The reason I am suggesting three options of Indian restaurants for dinner is not only because I love these, or that the audience of this magazine is primarily Indian but because London is one of the great global bastions for the best Indian food. Some would argue that, in fact, the very best Indian food in the world is available in London. Some would argue, even in London, for grander options like Dishoom or Indian Accent, but I believe it is the slightly lesser-known, slightly edgier places where all the non-touristy folks go.
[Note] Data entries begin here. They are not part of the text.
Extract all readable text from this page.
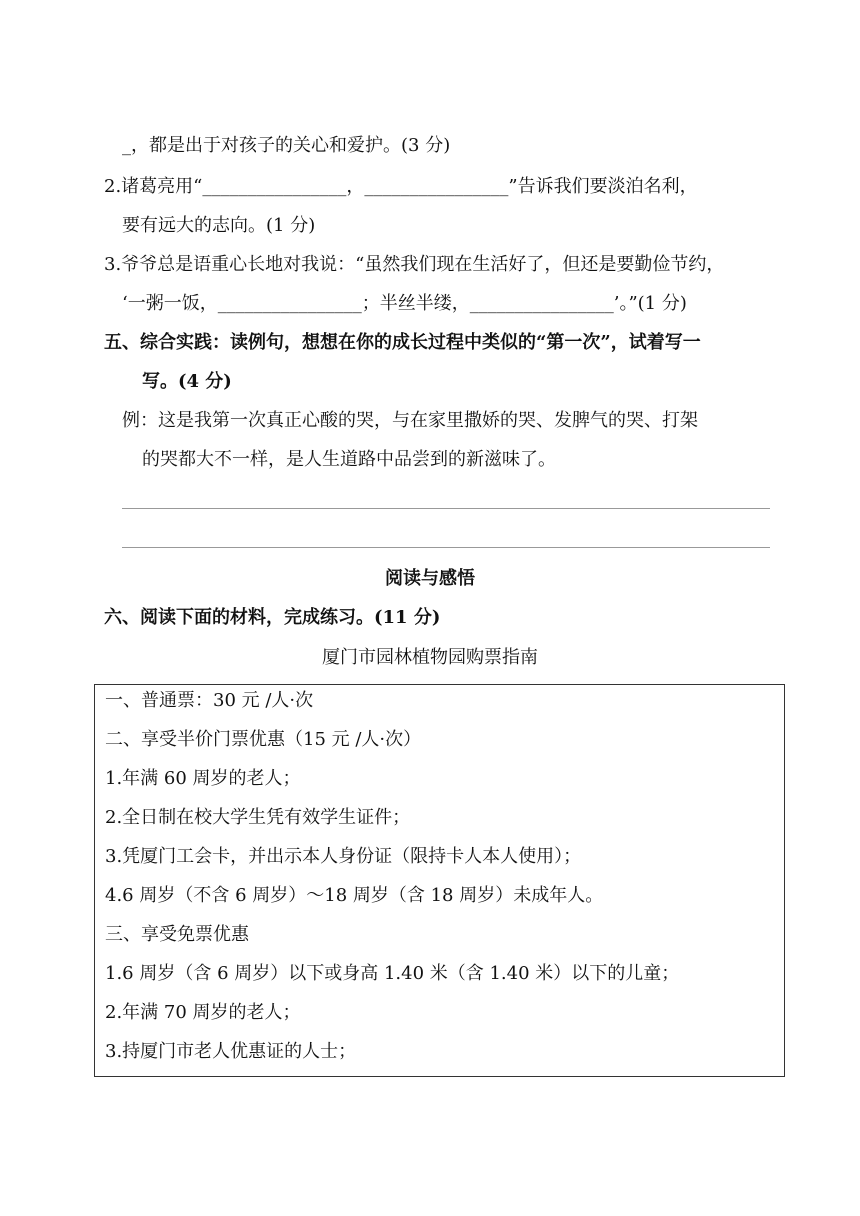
_，都是出于对孩子的关心和爱护。(3 分)
2.诸葛亮用“________________，________________”告诉我们要淡泊名利，
要有远大的志向。(1 分)
3.爷爷总是语重心长地对我说：“虽然我们现在生活好了，但还是要勤俭节约，
‘一粥一饭，________________；半丝半缕，________________’。”(1 分)
五、综合实践：读例句，想想在你的成长过程中类似的“第一次”，试着写一
写。(4 分)
例：这是我第一次真正心酸的哭，与在家里撒娇的哭、发脾气的哭、打架
的哭都大不一样，是人生道路中品尝到的新滋味了。
阅读与感悟
六、阅读下面的材料，完成练习。(11 分)
厦门市园林植物园购票指南
一、普通票：30 元 /人·次
二、享受半价门票优惠（15 元 /人·次）
1.年满 60 周岁的老人；
2.全日制在校大学生凭有效学生证件；
3.凭厦门工会卡，并出示本人身份证（限持卡人本人使用）；
4.6 周岁（不含 6 周岁）～18 周岁（含 18 周岁）未成年人。
三、享受免票优惠
1.6 周岁（含 6 周岁）以下或身高 1.40 米（含 1.40 米）以下的儿童；
2.年满 70 周岁的老人；
3.持厦门市老人优惠证的人士；
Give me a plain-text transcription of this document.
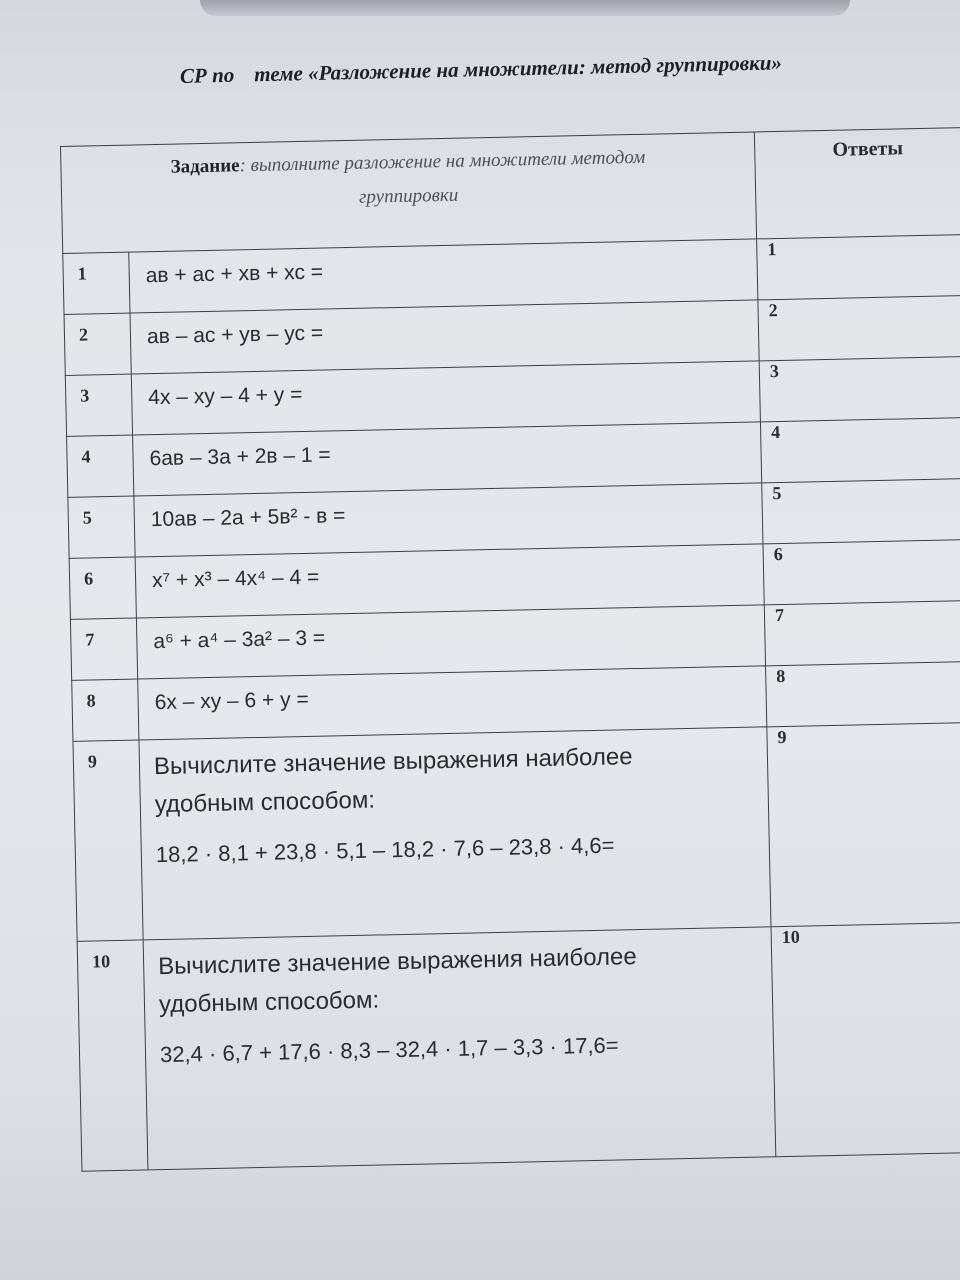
СР по теме «Разложение на множители: метод группировки»
Задание: выполните разложение на множители методом
группировки		Ответы
1	ав + ас + хв + хс =	1
2	ав – ас + ув – ус =	2
3	4х – ху – 4 + у =	3
4	6ав – 3а + 2в – 1 =	4
5	10ав – 2а + 5в² - в =	5
6	x⁷ + x³ – 4x⁴ – 4 =	6
7	a⁶ + a⁴ – 3a² – 3 =	7
8	6х – ху – 6 + у =	8
9	Вычислите значение выражения наиболее
удобным способом:
18,2 · 8,1 + 23,8 · 5,1 – 18,2 · 7,6 – 23,8 · 4,6=	9
10	Вычислите значение выражения наиболее
удобным способом:
32,4 · 6,7 + 17,6 · 8,3 – 32,4 · 1,7 – 3,3 · 17,6=	10
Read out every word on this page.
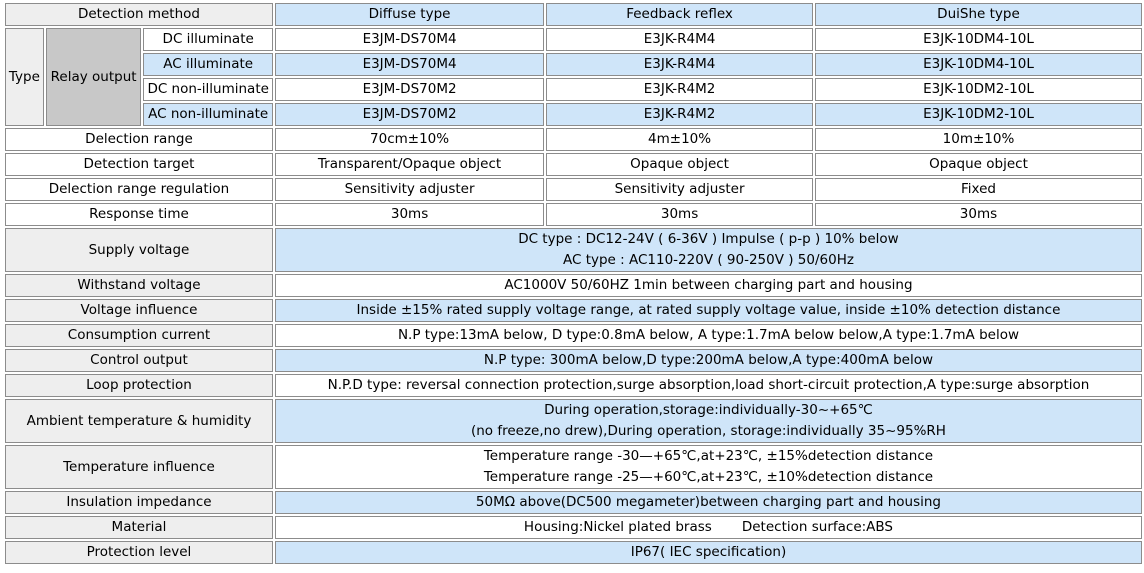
Detection method			Diffuse type	Feedback reflex	DuiShe type
Type	Relay output	DC illuminate	E3JM-DS70M4	E3JK-R4M4	E3JK-10DM4-10L
		AC illuminate	E3JM-DS70M4	E3JK-R4M4	E3JK-10DM4-10L
		DC non-illuminate	E3JM-DS70M2	E3JK-R4M2	E3JK-10DM2-10L
		AC non-illuminate	E3JM-DS70M2	E3JK-R4M2	E3JK-10DM2-10L
Delection range			70cm±10%	4m±10%	10m±10%
Detection target			Transparent/Opaque object	Opaque object	Opaque object
Delection range regulation			Sensitivity adjuster	Sensitivity adjuster	Fixed
Response time			30ms	30ms	30ms
Supply voltage			DC type : DC12-24V ( 6-36V ) Impulse ( p-p ) 10% below
AC type : AC110-220V ( 90-250V ) 50/60Hz		

Withstand voltage			AC1000V 50/60HZ 1min between charging part and housing		
Voltage influence			Inside ±15% rated supply voltage range, at rated supply voltage value, inside ±10% detection distance		
Consumption current			N.P type:13mA below, D type:0.8mA below, A type:1.7mA below below,A type:1.7mA below		
Control output			N.P type: 300mA below,D type:200mA below,A type:400mA below		
Loop protection			N.P.D type: reversal connection protection,surge absorption,load short-circuit protection,A type:surge absorption		
Ambient temperature & humidity			During operation,storage:individually-30~+65℃
(no freeze,no drew),During operation, storage:individually 35~95%RH		

Temperature influence			Temperature range -30—+65℃,at+23℃, ±15%detection distance
Temperature range -25—+60℃,at+23℃, ±10%detection distance		

Insulation impedance			50MΩ above(DC500 megameter)between charging part and housing		
Material			Housing:Nickel plated brass       Detection surface:ABS		
Protection level			IP67( IEC specification)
And trust me, if you do the touristy things, you are no Londoner— no, not even for the summer.
Post-dinner apéritif
Two of my most beloved bars that one can slip into after dinner are the impeccable and evergreen Manetta’s and Blakes Below below the very swish Blakes Hotel in South Kensington, which is darker (often literally) and hedonistic than Manetta’s.
Tucked beneath the Flemings hotel in Mayfair and once made famous in the books of Agatha Christie, Manetta’s is a hideout not only for the art and culture elite (as it used to be in the 1930s) but also for spies (as Sarah Helm wrote in A Life in Secrets, “They met at Manetta’s. The kind of place she liked; It was lively but had quiet secluded corners”). There’s even a cocktail that I love there called Atypical Christie (Rémy Martin VSOP cognac, lemon juice, fresh basil, brown sugar and Graham’s 10-year-old port), or you could try another favourite, The Portrait of a Young Man (Woodford Reserve Bourbon, Xante pear liqueur, apple juice, lemon juice, passion fruit purée, fresh passion fruit, and cherry herring).
Blakes Below reminds me of the discotheque kind of bars I first encountered as a schoolboy in Calcutta (what was I doing at such a den of sin as a schoolboy is not the concern of this magazine or this essay). Wrapped in regal purple and burgundy, Blakes Below is the kind of place where you can nurse a single malt all night (meaning for as long as it is open, in this case, 1 a.m.) before a sultry live band. Often described as the hidden secret among stylish bars in London, Blakes Below is one of those places where even guests from the hotel above are charmed enough to pop in and stay the evening.
If you are lucky, you would be able to test out the Wilde theory that a man who can dominate a dinner table (or even a bar chat, maybe) in London can dominate the world.